FDA Aware of Concerns over Clotting after mRNA Vaccines

A Dec. 17, 2020 FDA Briefing Document from Moderna stated numerous times that there were “no known neurologic, neuro-inflammatory, and thrombotic events, that would suggest a causal relationship to the Moderna COVID-19 vaccine.”

Prior to that, on Dec. 8, 2020, in response to an FDA request for comments regarding Pfizer-BioNTech’s COVID-19 vaccine, Patrick Whelan, M.D., Ph.D., submitted a report intended to alert the agency to the possibility that, instead of creating immunity, COVID-19 mRNA vaccines have the potential to cause injury when instructing the body to make spike proteins. In his letter to the FDA, Whelan, who urged particular caution in the mass vaccination of children before actual safety data is available, stated:

“I am concerned about the possibility that the new vaccines aimed at creating immunity against the SARS-CoV-2 spike protein (including the mRNA vaccines of Moderna and Pfizer) have the potential to cause microvascular injury (inflammation and small blood clots called microthrombi) to the brain, heart, liver, and kidneys in a way that is not currently being assessed in safety trials of these potential drugs.”

The CDC and the FDA have not issued another statement following their announcement pausing the Johnson & Johnson vaccine.

Researchers Indicate Possible Connection Between Vaccines & Clots

Scientists have offered no conclusive answer to the exact cause of COVID-19 or the reason why a handful of thrombotic events following the receipt of COVID-19 vaccines completely shut down two vaccine trials. Immediately following the pause of its vaccine, J&J released a statement that was met with criticism, declaring:

“We are aware that thromboembolic events including those with thrombocytopenia have been reported with all COVID-19 vaccines.”

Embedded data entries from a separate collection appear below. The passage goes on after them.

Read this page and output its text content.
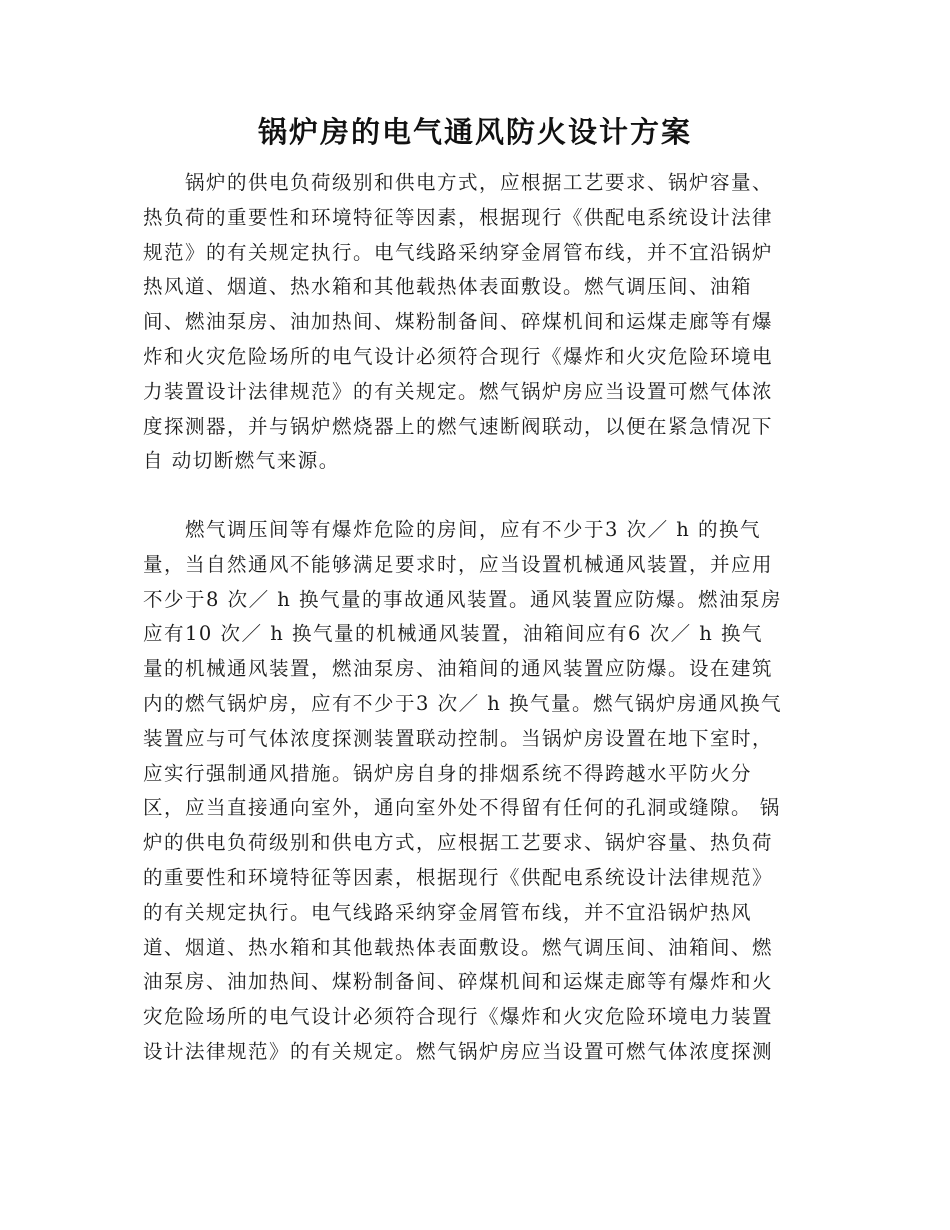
锅炉房的电气通风防火设计方案
　　锅炉的供电负荷级别和供电方式，应根据工艺要求、锅炉容量、
热负荷的重要性和环境特征等因素，根据现行《供配电系统设计法律
规范》的有关规定执行。电气线路采纳穿金屑管布线，并不宜沿锅炉
热风道、烟道、热水箱和其他载热体表面敷设。燃气调压间、油箱
间、燃油泵房、油加热间、煤粉制备间、碎煤机间和运煤走廊等有爆
炸和火灾危险场所的电气设计必须符合现行《爆炸和火灾危险环境电
力装置设计法律规范》的有关规定。燃气锅炉房应当设置可燃气体浓
度探测器，并与锅炉燃烧器上的燃气速断阀联动，以便在紧急情况下
自 动切断燃气来源。
　　燃气调压间等有爆炸危险的房间，应有不少于3 次／ h 的换气
量，当自然通风不能够满足要求时，应当设置机械通风装置，并应用
不少于8 次／ h 换气量的事故通风装置。通风装置应防爆。燃油泵房
应有10 次／ h 换气量的机械通风装置，油箱间应有6 次／ h 换气
量的机械通风装置，燃油泵房、油箱间的通风装置应防爆。设在建筑
内的燃气锅炉房，应有不少于3 次／ h 换气量。燃气锅炉房通风换气
装置应与可气体浓度探测装置联动控制。当锅炉房设置在地下室时，
应实行强制通风措施。锅炉房自身的排烟系统不得跨越水平防火分
区，应当直接通向室外，通向室外处不得留有任何的孔洞或缝隙。 锅
炉的供电负荷级别和供电方式，应根据工艺要求、锅炉容量、热负荷
的重要性和环境特征等因素，根据现行《供配电系统设计法律规范》
的有关规定执行。电气线路采纳穿金屑管布线，并不宜沿锅炉热风
道、烟道、热水箱和其他载热体表面敷设。燃气调压间、油箱间、燃
油泵房、油加热间、煤粉制备间、碎煤机间和运煤走廊等有爆炸和火
灾危险场所的电气设计必须符合现行《爆炸和火灾危险环境电力装置
设计法律规范》的有关规定。燃气锅炉房应当设置可燃气体浓度探测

Well‐documented cases of ITP have been reported following other drugs and vaccinations, including MMR. However, research suggests that in the absence of testing pre‐vaccination platelet counts prior to COVID-19 vaccination, combined with the time it takes to discover thrombocytopenia, it is difficult to accurately estimate the percentage of secondary ITP incidences following vaccination.

Most recently, on April 16, the New England Journal of Medicine issued an article indicating the cause of blood clots may be linked with certain coronavirus vaccines, adding that their findings have important implications for treating the condition, regardless of whether vaccines cause it. Even though the link is not yet firm, they’re calling the condition vaccine-induced immune thrombotic thrombocytopenia or VITT. It’s characterized by unusual blood clotting combined with a low number of platelets. Patients suffer from dangerous clots and, sometimes, hemorrhaging at the same time.

Where Does All of This Leave Us Right Now?

On average, it takes between ten and twelve years to develop a safe and effective vaccine. In fact, researchers have been searching for a vaccine against HIV—a project supported by the Bill and Melinda Gates Foundation, CEPI, BARDA, and Dr. Anthony Fauci—since the early 1980s. Unfortunately, so far, they have not been successful. Citing the pandemic, scientists have raced to shorten the time to find a COVID-19 vaccine and suggest accelerating or limiting the typical time it takes to get vaccines approved. Once COVID-19 vaccines are FDA approved and produced, researchers will begin observing the progress of the vaccinated patients, which is Phase IV of vaccine development.

As the current clinical trials on current COVID-19 vaccines continue and new emerging variants spark talks of new vaccines, the bigger question remains—what other circumstances and side effects, besides blood clots, are we overlooking or not yet fully aware of?